- Date: December 8th, 2014
- Presenters: Marlen Olivari
- Entertainment: Catalina Palacios
- Venue: Renaissance Santiago Hotel
- Entrants: 15
- Withdrawals: María Belén Jerez, Francisca Barrera
- Winner: Hellen Toncio

= Miss Universo Chile 2014 =

Miss Universo Chile 2014, the 51st Miss Universo Chile pageant, was held on December 8, 2014. María Jesús Matthei crowned Hellen Toncio as her successor at end of the event. Hellen will represent Chile at Miss Universe 2014 pageant to be held in Miami, United States.

==Delegates==
The 15 official delegates were selected on October 26.

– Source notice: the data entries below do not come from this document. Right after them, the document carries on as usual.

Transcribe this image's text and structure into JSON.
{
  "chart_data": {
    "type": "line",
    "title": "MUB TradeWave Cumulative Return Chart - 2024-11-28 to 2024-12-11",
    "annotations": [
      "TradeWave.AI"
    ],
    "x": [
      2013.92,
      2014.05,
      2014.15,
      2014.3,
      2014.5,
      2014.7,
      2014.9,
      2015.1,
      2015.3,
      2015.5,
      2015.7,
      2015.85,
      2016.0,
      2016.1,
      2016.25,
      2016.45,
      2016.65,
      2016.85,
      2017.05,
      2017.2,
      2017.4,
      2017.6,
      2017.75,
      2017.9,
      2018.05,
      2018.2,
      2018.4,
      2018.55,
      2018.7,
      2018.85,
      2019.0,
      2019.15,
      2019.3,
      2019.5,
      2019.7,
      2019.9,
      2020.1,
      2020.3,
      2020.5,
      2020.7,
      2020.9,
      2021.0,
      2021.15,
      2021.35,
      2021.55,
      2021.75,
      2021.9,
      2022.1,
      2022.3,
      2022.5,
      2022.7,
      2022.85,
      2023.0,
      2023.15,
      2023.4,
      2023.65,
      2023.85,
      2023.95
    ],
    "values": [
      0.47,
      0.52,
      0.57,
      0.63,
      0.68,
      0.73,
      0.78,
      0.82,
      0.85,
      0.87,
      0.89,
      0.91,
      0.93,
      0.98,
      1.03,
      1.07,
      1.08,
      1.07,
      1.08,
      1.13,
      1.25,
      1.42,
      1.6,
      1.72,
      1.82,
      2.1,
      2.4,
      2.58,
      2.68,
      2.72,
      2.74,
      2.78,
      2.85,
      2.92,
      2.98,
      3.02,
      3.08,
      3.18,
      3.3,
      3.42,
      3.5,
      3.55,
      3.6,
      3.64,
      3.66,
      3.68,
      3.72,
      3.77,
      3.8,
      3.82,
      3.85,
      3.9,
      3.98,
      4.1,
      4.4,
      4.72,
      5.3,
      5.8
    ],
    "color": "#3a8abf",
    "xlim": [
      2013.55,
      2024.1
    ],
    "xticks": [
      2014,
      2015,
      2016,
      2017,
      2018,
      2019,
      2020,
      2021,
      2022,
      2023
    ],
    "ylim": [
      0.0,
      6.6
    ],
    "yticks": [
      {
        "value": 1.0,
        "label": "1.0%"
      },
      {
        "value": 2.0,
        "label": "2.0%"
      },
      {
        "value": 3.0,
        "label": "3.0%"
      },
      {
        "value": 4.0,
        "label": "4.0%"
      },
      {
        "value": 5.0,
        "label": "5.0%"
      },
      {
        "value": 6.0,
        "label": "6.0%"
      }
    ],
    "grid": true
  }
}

| Represents | Name | Age | Height | Hometown |
|---|---|---|---|---|
| Rapa Nui | Veri Irene Teave Tuki | 21 | 1.73 m (5 ft 8 in) | Hanga Roa |
| Maule | María José del Río Céspedes | 22 | 1.72 m (5 ft 8 in) | Santiago |
| Región Metropolitana | Natividad Leiva Bello | 22 | 1.80 m (5 ft 11 in) | Santiago |
| Magallanes | Ivana Belén Simunovic Aburto | 23 | 1.67 m (5 ft 6 in) | Santiago |
| Tarapacá | Paula Antonia Henríquez Vargas | 19 | 1.78 m (5 ft 10 in) | Concepción |
| Bío Bío | Nicolé Celeste Huerque Arancibia | 22 | 1.71 m (5 ft 7 in) | Temuco |
| Atacama | Tamara Francisca Nakamura Cepeda | 21 | 1.71 m (5 ft 7 in) | Santiago |
| Aysén | Tamara Sofía Bernales Alvarado | 21 | 1.73 m (5 ft 8 in) | Santiago |
| Arica y Parinacota | Camila Javiera Sanhueza Gajardo | 27 | 1.73 m (5 ft 8 in) | La Serena |
| Araucanía | Valentina Schnitzer Lihn | 24 | 1.80 m (5 ft 11 in) | Santiago |
| Coquimbo | Carolina Anali Bichara Muñoz | 23 | 1.75 m (5 ft 9 in) | Santiago |
| Los Ríos | Florencia Elena Caces Burotto | 21 | 1.70 m (5 ft 7 in) | Concepción |
| Antofagasta | Jocelyn Angélica Talamilla Muñóz | 25 | 1.70 m (5 ft 7 in) | Antofagasta |
| O'Higgins | Hellen Marlene Toncio Salazar | 20 | 1.73 m (5 ft 8 in) | Rancagua |
| Valparaíso | Javiera Villarroel Zaio | 24 | 1.71 m (5 ft 7 in) | Viña Del Mar |

==Results==
===Placements===

| Placement | Contestant |
|---|---|
| Miss Universo Chile 2014 | Hellen Toncio; |
| 1st Runner-Up | Natividad Leiva; |
| 2nd Runner-Up | Veri Irene Teave; |
| 3rd Runner-Up | Ivana Simunovic; |
| Top 8 | Valentina Schnitzer; María José Del Río; Jocelyn Talamilla; Tamara Bernales; |

===Special awards===
- Miss Popularidad 2014 - Ivana Simunovic

==Notes==
- Miss Rapa Nui was held on September 12 in Hotel Hanga Roa, Rapa Nui. The judges were María Jesús Matthei, Marlen Olivari, Juan Sastre (National Director of Miss Universo Chile), Manoa Frugé-Terorotua (Miss Tahiti) and Hetu'u Rapu (Miss Universo Chile 1997), among others. The winner was Veri Irene Teave.
- Francisca Barrera and Tamara Bernales were finalists in the Miss Earth Chile 2014 pageant.
- Jocelyn Talamilla was crowned "Miss Antofagasta 2014" in March 2014, and also she represented Chile in Miss Sea World 2013, in Perú, where she became the 2nd runner-up.
- María Belén Jerez and Francisca Barrera withdrew from the competition.
- Valentina Schnitzer won Miss Supranational Chile 2015 pageant.
- Natividad Leiva won Miss Earth Chile 2015 pageant and finished Top 8 in Miss Earth 2015 and also won Miss Universo Chile 2017 pageant.
- María Belén Jerez was appointed as Miss Universo Chile 2015.